Il existe une troisième injustice, tout aussi inacceptable. Je veux parler de la question des dates limites de consommation. Comment peut-on justifier que certains produits périssables, comme les yaourts, aient une date de péremption plus longue en outre-mer qu’un produit identique, de même marque, vendu sur le territoire métropolitain ? Cet écart, mes chers collègues, peut parfois atteindre vingt-cinq jours !

Je dois le dire, mes chers collègues, monsieur le ministre, c’est cette inégalité qui m’a le plus étonnée. Il n’y a aucune raison à ce que les dates de péremption soient différentes. Vous citiez l’exemple du reblochon, monsieur le ministre, pour lequel je ne vois vraiment pas comment deux dates de péremption différentes peuvent être fixées !

Cette loi, si elle est adoptée, va donc permettre de supprimer non seulement quelques injustices, mais également des inégalités, ce qui est le plus important.

Néanmoins, il reste encore beaucoup de travail pour faire reculer le surpoids et l’obésité, et, ainsi, réduire les risques de maladies cardiovasculaires.

Il conviendrait, par exemple, de prendre les dispositions nécessaires pour que les préconisations du programme national nutrition santé soient enfin mises en œuvre.

Celui-ci proposait, je le rappelle, d’« agir sur l’offre alimentaire en milieu scolaire », « de valoriser les ressources et la production agroalimentaire locales » ou d’« agir sur le dispositif d’aide alimentaire ».

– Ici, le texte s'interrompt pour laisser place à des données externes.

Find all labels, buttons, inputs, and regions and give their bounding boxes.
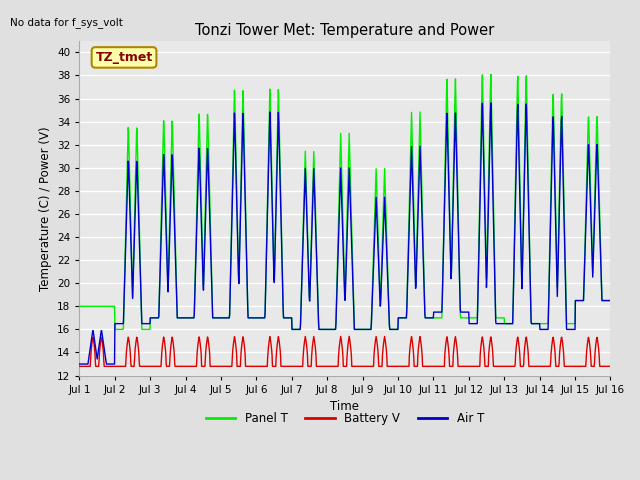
Y-axis label: Temperature (C) / Power (V): Temperature (C) / Power (V) (38, 126, 52, 290)
Legend: Panel T, Battery V, Air T: Panel T, Battery V, Air T (201, 408, 489, 430)
Title: Tonzi Tower Met: Temperature and Power: Tonzi Tower Met: Temperature and Power (195, 24, 495, 38)
Text: TZ_tmet: TZ_tmet (95, 51, 153, 64)
X-axis label: Time: Time (330, 400, 360, 413)
Text: No data for f_sys_volt: No data for f_sys_volt (10, 17, 124, 28)
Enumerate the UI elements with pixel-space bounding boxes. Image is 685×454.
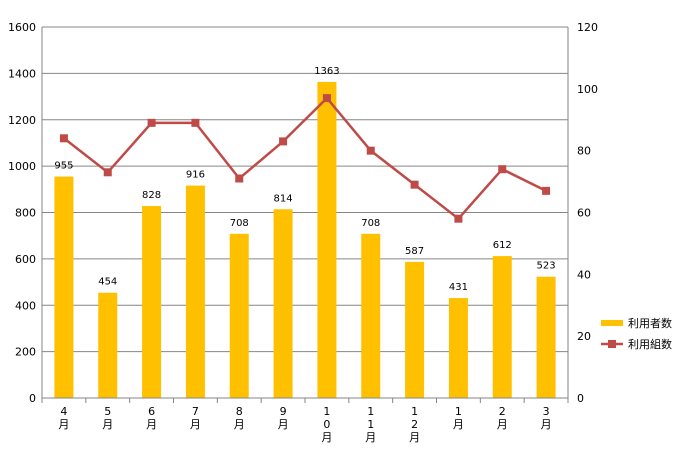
line-marker <box>103 168 112 177</box>
bar <box>448 298 468 398</box>
bar <box>98 292 118 398</box>
data-labels: 955 454 828 916 708 814 1363 708 587 431 612 523 <box>54 66 555 293</box>
y-left-tick-label: 1600 <box>8 21 36 34</box>
bar <box>317 81 337 398</box>
y-left-tick-label: 1400 <box>8 67 36 80</box>
bar <box>492 256 512 398</box>
bar <box>142 206 162 398</box>
bar <box>185 185 205 398</box>
y-right-tick-label: 80 <box>577 145 591 158</box>
legend-marker-line <box>608 340 616 348</box>
y-right-tick-label: 100 <box>577 83 598 96</box>
legend-label-bar: 利用者数 <box>628 317 672 330</box>
bar <box>536 276 556 398</box>
bar-data-label: 523 <box>537 261 556 272</box>
y-right-tick-label: 120 <box>577 21 598 34</box>
bar-series-users <box>54 81 556 398</box>
axes: 0 200 400 600 800 1000 1200 1400 1600 0 20 40 60 80 10… <box>8 21 598 444</box>
y-left-tick-label: 800 <box>15 207 36 220</box>
y-left-tick-label: 1200 <box>8 114 36 127</box>
bar-data-label: 955 <box>54 161 73 172</box>
bar-data-label: 587 <box>405 246 424 257</box>
legend-swatch-bar <box>601 320 623 326</box>
line-path <box>63 96 547 221</box>
bar-data-label: 708 <box>361 218 380 229</box>
bar-data-label: 708 <box>230 218 249 229</box>
line-series-groups <box>59 94 551 223</box>
line-marker <box>191 118 200 127</box>
y-right-tick-label: 20 <box>577 330 591 343</box>
y-right-tick-label: 60 <box>577 207 591 220</box>
line-marker <box>147 118 156 127</box>
legend-label-line: 利用組数 <box>628 338 672 351</box>
y-right-tick-label: 40 <box>577 268 591 281</box>
bar-data-label: 454 <box>98 277 117 288</box>
line-marker <box>498 165 507 174</box>
y-right-tick-label: 0 <box>577 392 584 405</box>
y-left-tick-label: 400 <box>15 299 36 312</box>
bar <box>273 209 293 398</box>
bar <box>54 176 74 398</box>
line-marker <box>235 174 244 183</box>
line-marker <box>454 214 463 223</box>
line-marker <box>59 134 68 143</box>
bar-data-label: 612 <box>493 240 512 251</box>
y-left-tick-label: 200 <box>15 346 36 359</box>
bar-data-label: 916 <box>186 170 205 181</box>
bar <box>405 261 425 398</box>
y-left-tick-label: 1000 <box>8 160 36 173</box>
line-marker <box>410 180 419 189</box>
y-left-tick-label: 600 <box>15 253 36 266</box>
bar-data-label: 814 <box>274 193 293 204</box>
line-marker <box>366 146 375 155</box>
line-marker <box>322 94 331 103</box>
y-left-tick-label: 0 <box>29 392 36 405</box>
bar-data-label: 431 <box>449 282 468 293</box>
bar <box>229 233 249 398</box>
bar <box>361 233 381 398</box>
line-marker <box>542 186 551 195</box>
bar-data-label: 1363 <box>314 66 339 77</box>
gridlines <box>42 26 568 353</box>
bar-data-label: 828 <box>142 190 161 201</box>
line-marker <box>279 137 288 146</box>
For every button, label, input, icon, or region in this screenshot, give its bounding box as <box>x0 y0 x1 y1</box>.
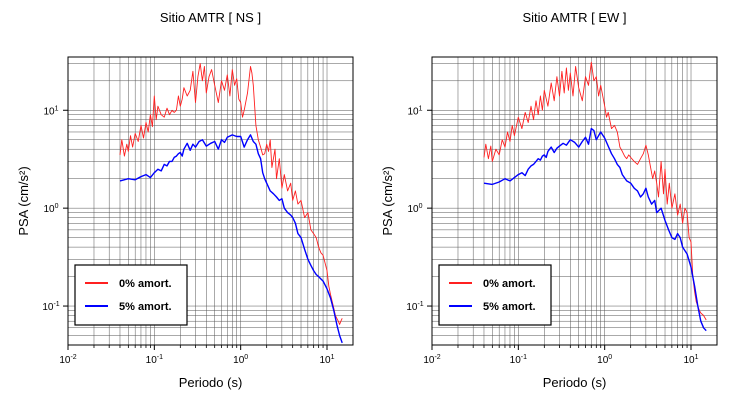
y-axis-label: PSA (cm/s²) <box>380 166 395 235</box>
x-axis-label: Periodo (s) <box>543 375 607 390</box>
series-line-amort-0 <box>119 63 343 325</box>
chart-panel-ew: Sitio AMTR [ EW ] 10-2 10-1 100 101 10-1 100 10… <box>380 10 718 390</box>
x-tick-label: 10-1 <box>146 354 163 366</box>
series-line-amort-0 <box>483 61 707 321</box>
y-tick-label: 100 <box>43 203 58 215</box>
grid-lines <box>68 57 353 345</box>
y-axis-label: PSA (cm/s²) <box>16 166 31 235</box>
x-tick-label: 10-2 <box>59 354 76 366</box>
series-line-amort-5 <box>119 134 343 344</box>
x-tick-label: 100 <box>233 354 248 366</box>
x-tick-label: 101 <box>319 354 334 366</box>
x-tick-label: 10-2 <box>423 354 440 366</box>
chart-title: Sitio AMTR [ NS ] <box>160 10 261 25</box>
legend: 0% amort. 5% amort. <box>74 264 188 326</box>
series-line-amort-5 <box>483 127 707 332</box>
legend-box <box>438 264 552 326</box>
plot-frame <box>431 56 718 346</box>
legend-box <box>74 264 188 326</box>
y-tick-label: 101 <box>43 105 58 117</box>
x-tick-label: 100 <box>597 354 612 366</box>
x-tick-label: 10-1 <box>510 354 527 366</box>
y-tick-label: 10-1 <box>406 301 423 313</box>
x-axis-label: Periodo (s) <box>179 375 243 390</box>
legend-label: 0% amort. <box>483 278 536 290</box>
legend-label: 5% amort. <box>483 301 536 313</box>
legend-label: 0% amort. <box>119 278 172 290</box>
x-tick-label: 101 <box>683 354 698 366</box>
y-tick-label: 10-1 <box>42 301 59 313</box>
legend: 0% amort. 5% amort. <box>438 264 552 326</box>
plot-frame <box>67 56 354 346</box>
chart-panel-ns: Sitio AMTR [ NS ] 10-2 10-1 100 101 10-1 100 10… <box>16 10 354 390</box>
chart-title: Sitio AMTR [ EW ] <box>522 10 626 25</box>
legend-label: 5% amort. <box>119 301 172 313</box>
y-tick-label: 101 <box>407 105 422 117</box>
y-tick-label: 100 <box>407 203 422 215</box>
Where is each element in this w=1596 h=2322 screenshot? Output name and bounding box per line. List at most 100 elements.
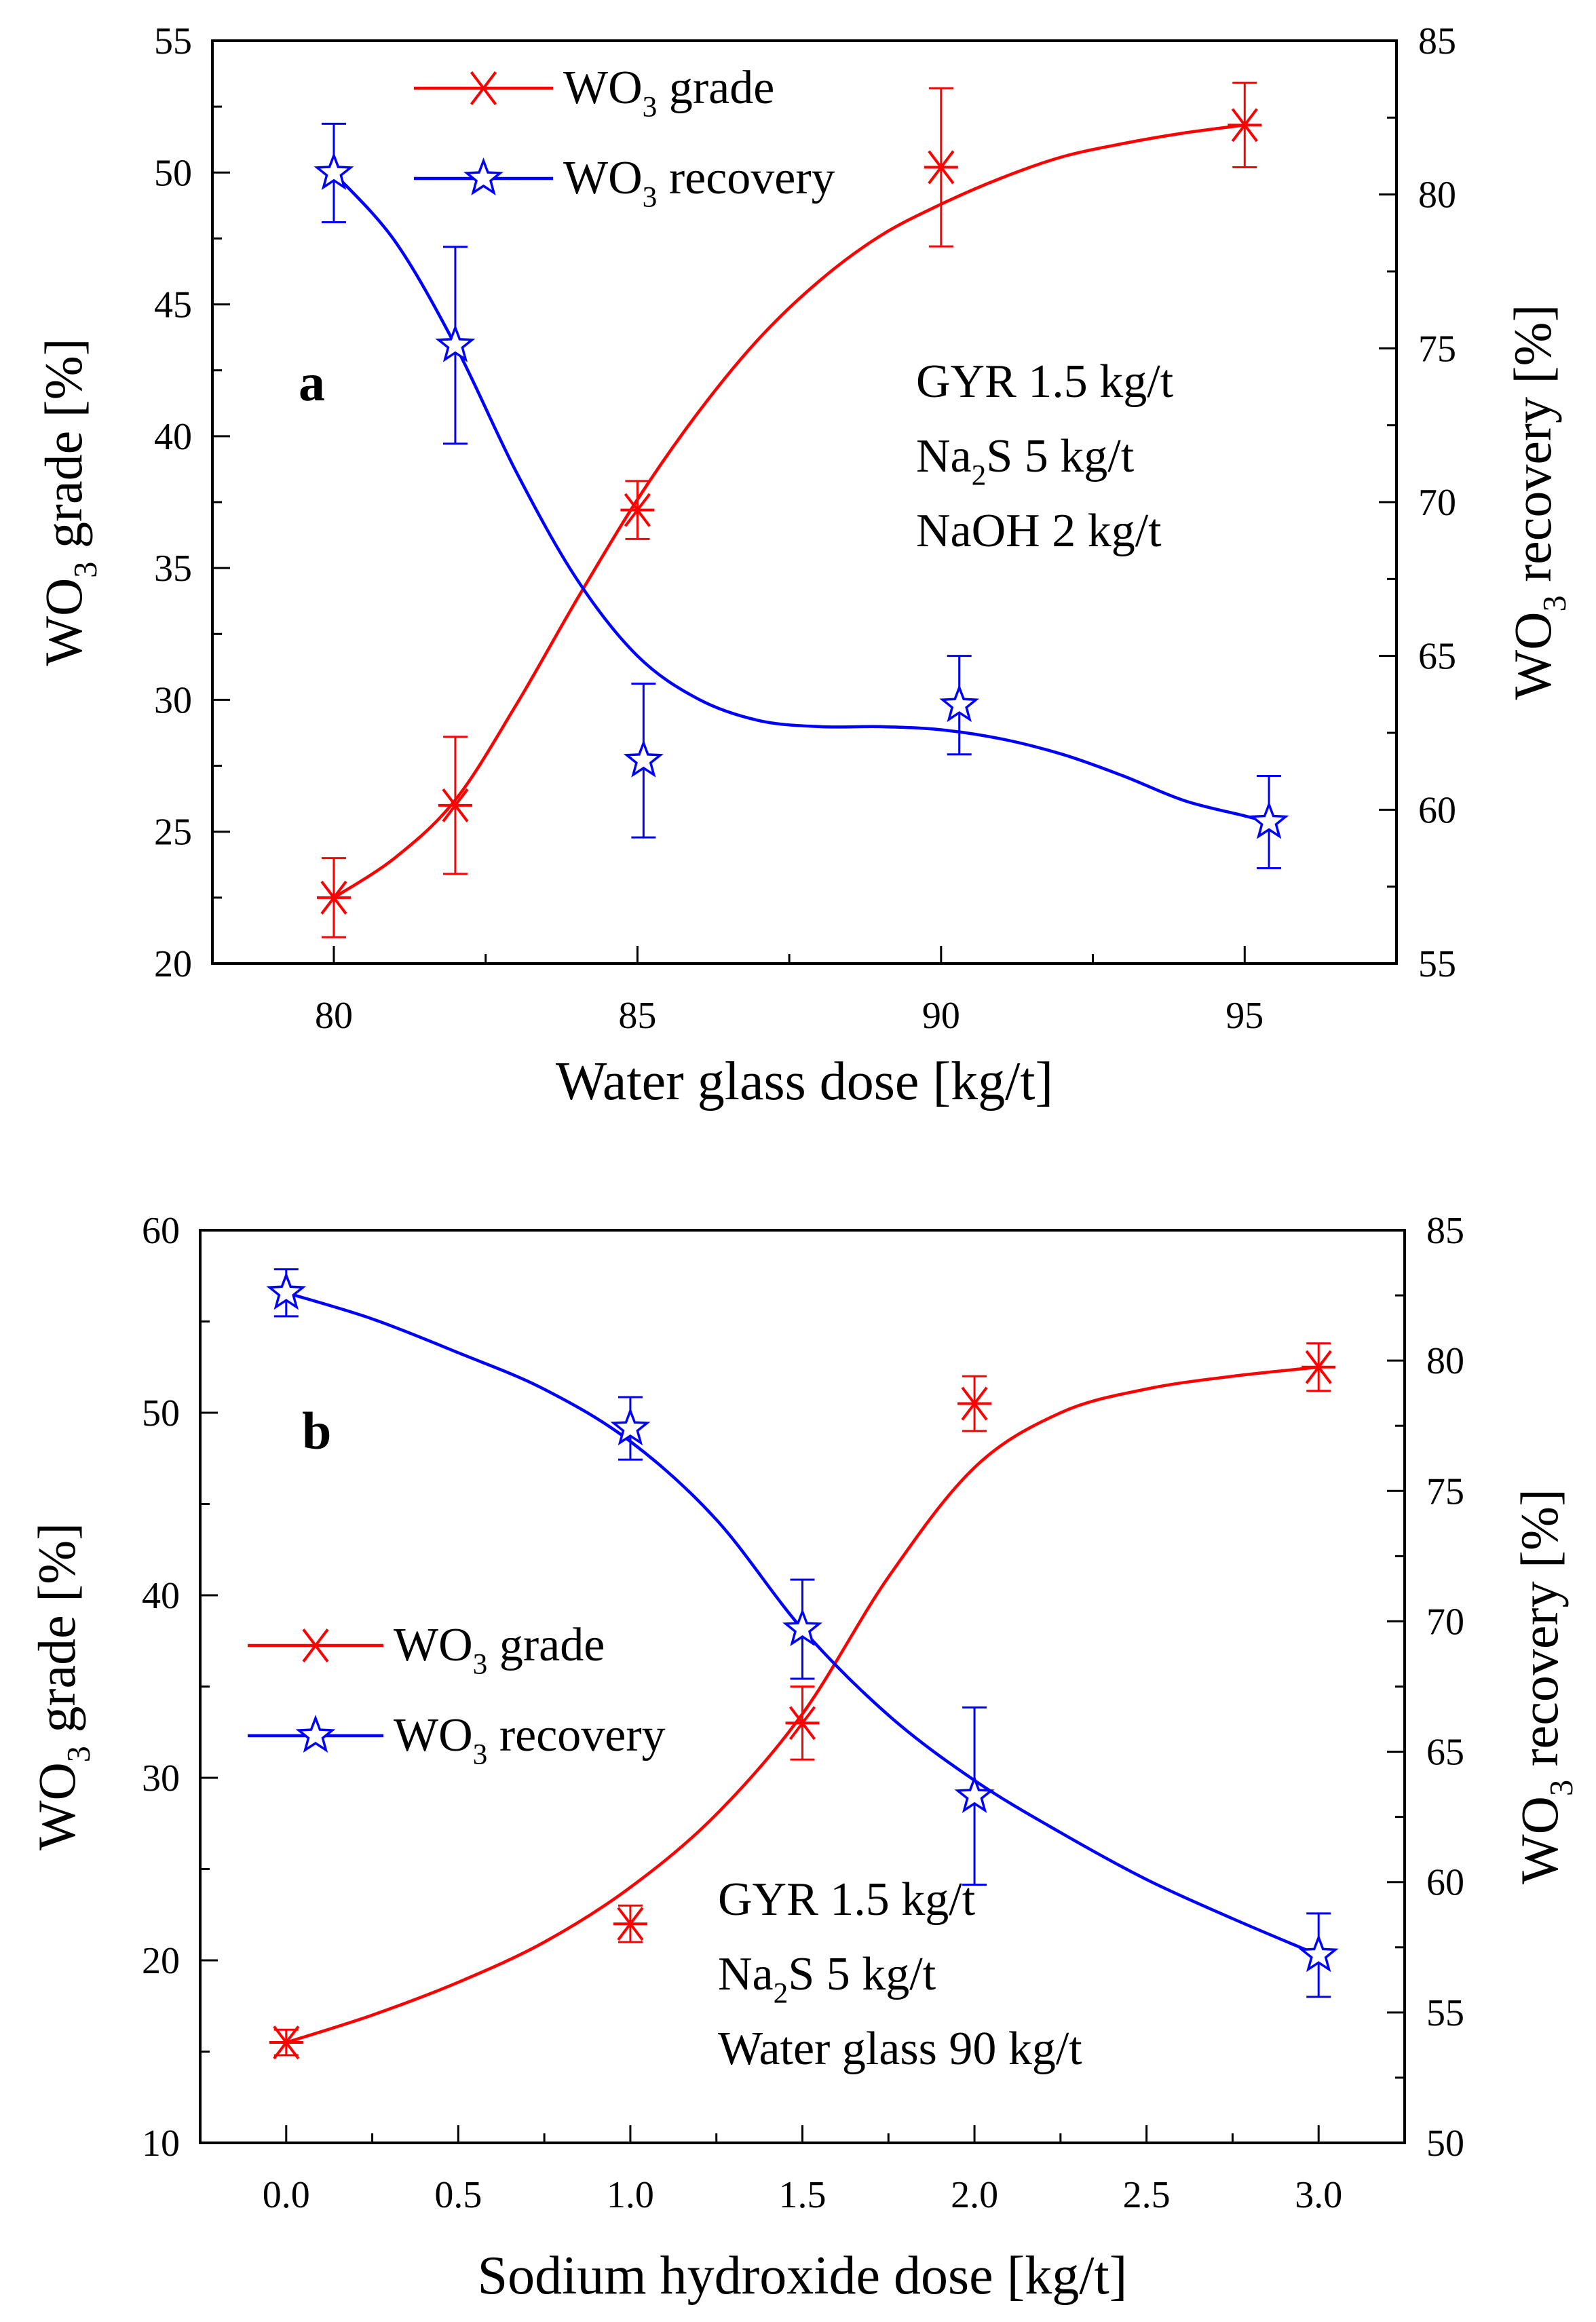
x-tick-label: 2.5 xyxy=(1123,2174,1171,2216)
series-fit-curve xyxy=(332,123,1245,899)
y2-axis-title: WO3 recovery [%] xyxy=(1510,1489,1580,1884)
legend-label-main: WO xyxy=(563,62,643,114)
annotation-line: GYR 1.5 kg/t xyxy=(718,1873,976,1926)
y2-tick-label: 75 xyxy=(1418,328,1456,370)
y-tick-label: 10 xyxy=(142,2123,180,2165)
legend-label: WO3 grade xyxy=(394,1619,605,1681)
y2-tick-label: 70 xyxy=(1426,1601,1464,1643)
y2-tick-label: 65 xyxy=(1418,636,1456,678)
panel-label: a xyxy=(299,353,325,412)
data-point xyxy=(269,2025,303,2060)
y-tick-label: 20 xyxy=(142,1940,180,1982)
annotation-line: NaOH 2 kg/t xyxy=(916,505,1162,557)
annotation-line: Water glass 90 kg/t xyxy=(718,2023,1082,2075)
data-point xyxy=(957,1386,992,1421)
legend-label-rest: recovery xyxy=(657,152,835,204)
data-point xyxy=(939,684,980,723)
x-axis-title: Water glass dose [kg/t] xyxy=(556,1052,1053,1111)
y2-tick-label: 50 xyxy=(1426,2123,1464,2165)
y2-axis-title-rest: recovery [%] xyxy=(1510,1489,1569,1780)
annotation-line: GYR 1.5 kg/t xyxy=(916,356,1174,408)
annotation-line: Na2S 5 kg/t xyxy=(916,430,1135,492)
data-point xyxy=(1249,801,1289,839)
annotation-line-rest: S 5 kg/t xyxy=(986,430,1134,482)
y-tick-label: 40 xyxy=(142,1575,180,1617)
annotation-line-subscript: 2 xyxy=(972,459,987,492)
legend-label-rest: grade xyxy=(657,62,774,114)
data-point xyxy=(620,493,655,527)
y-tick-label: 40 xyxy=(154,416,192,458)
chart-panel-a: 80 85 90 95 20 25 30 35 40 45 50 55 55 60 65 70 75 80 85 Wa… xyxy=(34,20,1573,1111)
y-tick-label: 30 xyxy=(154,679,192,721)
annotation-block: GYR 1.5 kg/t Na2S 5 kg/t NaOH 2 kg/t xyxy=(916,356,1174,557)
y-tick-label: 60 xyxy=(142,1210,180,1252)
legend-label-main: WO xyxy=(394,1619,473,1671)
y-tick-label: 20 xyxy=(154,943,192,985)
legend-label-rest: grade xyxy=(487,1619,605,1671)
annotation-line: Na2S 5 kg/t xyxy=(718,1948,936,2010)
x-tick-label: 90 xyxy=(922,995,960,1037)
y-axis-title-rest: grade [%] xyxy=(34,338,93,561)
data-point xyxy=(782,1608,822,1646)
y-tick-label: 25 xyxy=(154,812,192,854)
x-tick-label: 3.0 xyxy=(1295,2174,1342,2216)
y2-tick-label: 55 xyxy=(1418,943,1456,985)
legend-marker xyxy=(466,71,501,105)
y2-tick-label: 80 xyxy=(1426,1340,1464,1382)
legend-label-subscript: 3 xyxy=(643,181,658,214)
annotation-line-subscript: 2 xyxy=(774,1977,788,2010)
series-grade xyxy=(316,81,1262,938)
series-recovery xyxy=(314,122,1289,869)
data-point xyxy=(924,150,958,185)
y-axis-title: WO3 grade [%] xyxy=(27,1523,97,1850)
data-point xyxy=(954,1774,995,1813)
y-tick-label: 45 xyxy=(154,284,192,326)
legend-marker xyxy=(295,1715,336,1753)
x-tick-label: 0.5 xyxy=(434,2174,482,2216)
x-tick-label: 1.5 xyxy=(779,2174,826,2216)
y-axis-title-main: WO xyxy=(34,578,93,666)
x-tick-label: 1.0 xyxy=(607,2174,654,2216)
legend-label-subscript: 3 xyxy=(473,1648,488,1681)
annotation-line-main: Na xyxy=(916,430,972,482)
legend-label-main: WO xyxy=(394,1709,473,1762)
annotation-line-main: Water glass 90 kg/t xyxy=(718,2023,1082,2075)
x-tick-label: 85 xyxy=(618,995,656,1037)
y-tick-label: 50 xyxy=(154,152,192,194)
chart-panel-b: 0.0 0.5 1.0 1.5 2.0 2.5 3.0 10 20 30 40 50 60 50 55 60 6… xyxy=(27,1210,1580,2306)
x-tick-label: 2.0 xyxy=(951,2174,998,2216)
y-axis-title: WO3 grade [%] xyxy=(34,338,104,666)
y2-axis-title-subscript: 3 xyxy=(1537,595,1573,611)
legend: WO 3 grade WO3 recovery xyxy=(414,62,835,214)
y2-axis-title-main: WO xyxy=(1510,1796,1569,1884)
data-point xyxy=(623,739,664,778)
y2-tick-label: 65 xyxy=(1426,1732,1464,1774)
annotation-line-main: NaOH 2 kg/t xyxy=(916,505,1162,557)
legend-label-rest: recovery xyxy=(487,1709,665,1762)
legend-label: WO3 recovery xyxy=(563,152,835,214)
data-point xyxy=(266,1272,307,1310)
y2-tick-label: 60 xyxy=(1426,1862,1464,1904)
y2-axis-title: WO3 recovery [%] xyxy=(1503,305,1573,700)
y-axis-title-subscript: 3 xyxy=(68,562,104,578)
annotation-line-main: GYR 1.5 kg/t xyxy=(718,1873,976,1926)
y2-tick-label: 85 xyxy=(1418,20,1456,62)
y2-tick-label: 75 xyxy=(1426,1470,1464,1512)
x-tick-label: 95 xyxy=(1226,995,1264,1037)
y-tick-label: 50 xyxy=(142,1392,180,1434)
y2-tick-label: 85 xyxy=(1426,1210,1464,1252)
panel-label: b xyxy=(302,1401,331,1460)
data-point xyxy=(610,1407,651,1446)
y-axis-title-rest: grade [%] xyxy=(27,1523,86,1746)
legend-marker xyxy=(299,1629,332,1662)
data-point xyxy=(316,880,351,915)
y2-tick-label: 80 xyxy=(1418,174,1456,216)
y-tick-label: 35 xyxy=(154,548,192,590)
y-tick-label: 30 xyxy=(142,1757,180,1800)
legend-marker xyxy=(463,157,504,195)
y2-axis-title-subscript: 3 xyxy=(1544,1780,1580,1796)
y2-tick-label: 55 xyxy=(1426,1992,1464,2034)
data-point xyxy=(785,1706,820,1740)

C’est bien la question de l’approvisionnement des marchés qui se pose. L’article 4 de la présente proposition de loi vise à promouvoir les denrées issues des circuits courts de distribution, afin de favoriser l’approvisionnement des sites de restauration collective en produits frais et de saison.

L’intention est louable ; on ne peut qu’y adhérer. Mais – faut-il le rappeler ? – la loi Grenelle 1 ou la loi de modernisation agricole, entre autres, envisageaient déjà cette possibilité.

Or, comme souvent, les dispositions permettant de prendre en compte les spécificités de l’outre-mer n’ont jamais été prises. Ces spécificités ont trait à l’étroitesse des marchés locaux et à l’éloignement de ce que l’on appelle les « grands marchés », qui sont – histoire oblige – ceux de la France métropolitaine et de l’Europe.

Comme nous l’a souvent expliqué mon collègue et ami Paul Vergès, cette situation de dépendance économique est la traduction d’un développement qui s’est toujours fait dans le même sens : les anciennes colonies avec la « mère patrie », puis avec l’Europe.

Derrière cela se trouve donc la question des accords de partenariat économique. Bien évidemment, il s’agit, avant tout, de promouvoir la production locale. Celle-ci doit être non seulement préservée mais surtout renforcée pour promouvoir des prix supportables, dans l’intérêt des consommateurs.

On ne peut donc occulter la question de la diversification des sources d’approvisionnement. Cela doit se traduire par la prise en compte de la situation spécifique de la Réunion et des autres départements d’outre-mer, dans le cadre des accords de partenariat économique. C’est un chantier qu’il reste encore à mener à terme. Monsieur le ministre, le groupe CRC compte sur votre action ferme et déterminée pour faire valoir ces spécificités.

Pour l’heure, le groupe CRC votera la présente proposition de loi sur l’offre alimentaire en outre-mer.